Pumping more oil and gas from existing wells and processing petroleum in refineries doesn’t require hiring more employees or running additional shifts, in contrast to manufacturing in the automobile industry.  Oil company operations run 24/7 with no shutdowns, except for periodic maintenance.  Refineries, wells, and pipelines are closed systems through which oil, natural gas, and refined products flow, with relatively little human intervention.  Because of their enormous capital investment and fixed operating costs, refineries are particularly vulnerable to fluctuations in oil prices, their profits bobbing up and down.  Many major oil companies, as a result, have sold their refining operations.

Operating leverage means that changes in sales volumes disproportionately affect net income.  When world oil prices rise, sales volumes go up more than operating costs, and a large portion of the price-driven volume increases flow to the bottom line net income.  Operating leverage also means that when oil prices fall, operating costs don’t decline much, and net profits drop more than proportionally.

In 2003 when oil prices increased 78%, ExxonMobil’s net income as a percentage of sales jumped 59%.  But in 1999, when oil prices dropped 8%, ExxonMobil’s net income to sales percentage declined 19%.  Oil prices have declined in three of the past ten years.  But ExxonMobil’s net income percentage dropped, as much as 87%, in five of those ten years.

Angry consumers look only at ExxonMobil’s profits in recent quarters and are unaware that, over long time spans, the company is as much vulnerable to low oil prices as it is the beneficiary of current high prices. 

Over the past decade, ExxonMobil’s net income as a percentage of sales has averaged a relatively modest 7.3%, with the high point in 2005 at 10%.  This pales in comparison to the operating leverage of Microsoft, where software development costs are analogous to oil companies’ fixed costs, and duplicating and distribution costs are a small fraction of sales prices.  Microsoft’s net income to sales has not been less than 25% in the past decade and has gone as high as 41%. 

4.  68% of ExxonMobil’s net income over the past five years has been plowed back into finding and developing new energy sources, which is part of a continuing effort that has been markedly effective over many decades.  Liberals in Congress, however, wish to supplant management’s authority and require that capital funds be diverted to a repeat of the 1970s Federal synfuels fiasco.
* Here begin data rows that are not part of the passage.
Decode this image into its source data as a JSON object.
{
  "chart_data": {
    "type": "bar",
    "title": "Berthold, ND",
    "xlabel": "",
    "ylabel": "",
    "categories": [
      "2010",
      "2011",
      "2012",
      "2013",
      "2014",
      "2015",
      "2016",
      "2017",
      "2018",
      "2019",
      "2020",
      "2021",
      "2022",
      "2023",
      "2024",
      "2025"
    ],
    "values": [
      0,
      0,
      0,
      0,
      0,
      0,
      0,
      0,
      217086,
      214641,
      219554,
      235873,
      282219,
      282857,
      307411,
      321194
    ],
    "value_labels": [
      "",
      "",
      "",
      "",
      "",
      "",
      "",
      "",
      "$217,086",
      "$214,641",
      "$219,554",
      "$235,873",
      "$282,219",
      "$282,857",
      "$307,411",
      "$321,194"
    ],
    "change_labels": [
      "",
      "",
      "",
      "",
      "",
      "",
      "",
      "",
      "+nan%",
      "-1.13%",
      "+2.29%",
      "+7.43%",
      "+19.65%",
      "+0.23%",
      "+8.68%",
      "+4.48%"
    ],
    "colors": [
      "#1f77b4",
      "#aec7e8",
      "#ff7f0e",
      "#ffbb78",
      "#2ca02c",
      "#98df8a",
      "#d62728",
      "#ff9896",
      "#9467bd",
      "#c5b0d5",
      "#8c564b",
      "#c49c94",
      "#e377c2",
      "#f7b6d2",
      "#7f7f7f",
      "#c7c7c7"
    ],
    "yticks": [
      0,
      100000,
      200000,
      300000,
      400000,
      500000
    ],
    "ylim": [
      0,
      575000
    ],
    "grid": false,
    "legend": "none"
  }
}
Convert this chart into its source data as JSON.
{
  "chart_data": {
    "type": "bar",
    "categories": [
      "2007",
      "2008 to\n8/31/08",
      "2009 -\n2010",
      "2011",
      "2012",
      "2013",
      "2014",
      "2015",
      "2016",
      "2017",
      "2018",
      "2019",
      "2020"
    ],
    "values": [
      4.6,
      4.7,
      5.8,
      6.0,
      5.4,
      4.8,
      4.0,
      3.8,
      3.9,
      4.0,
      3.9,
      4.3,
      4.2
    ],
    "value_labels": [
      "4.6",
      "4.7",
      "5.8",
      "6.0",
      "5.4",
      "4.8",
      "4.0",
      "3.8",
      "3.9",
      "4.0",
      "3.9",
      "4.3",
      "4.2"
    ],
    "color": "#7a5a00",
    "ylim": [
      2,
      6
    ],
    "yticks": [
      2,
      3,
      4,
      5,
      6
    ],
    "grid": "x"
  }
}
Apparently inescapably, liberals suffer the socialistic state-planning delusion that they merely have to conceive an idea and pass a law to make it reality.  In the words of a article, “Jimmy Carter’s synfuel project flopped in the 1970s. In the 1980s the government poured billions into the black hole of fusion. In the 1990s solar energy amounted to little more than an expensive toy for tree huggers.”

Windfall taxes or price controls will reduce the amount of funds available for finding new sources of energy, thereby curtailing future supplies of oil and guaranteeing higher gasoline prices here.  Finding new energy sources has become hugely expensive as off shore drilling operations have moved from 600 foot depths fifteen years ago to as much as 7,500 feet under water today.  Future production from difficult sources like tar sands will require much larger investments than past drilling ventures.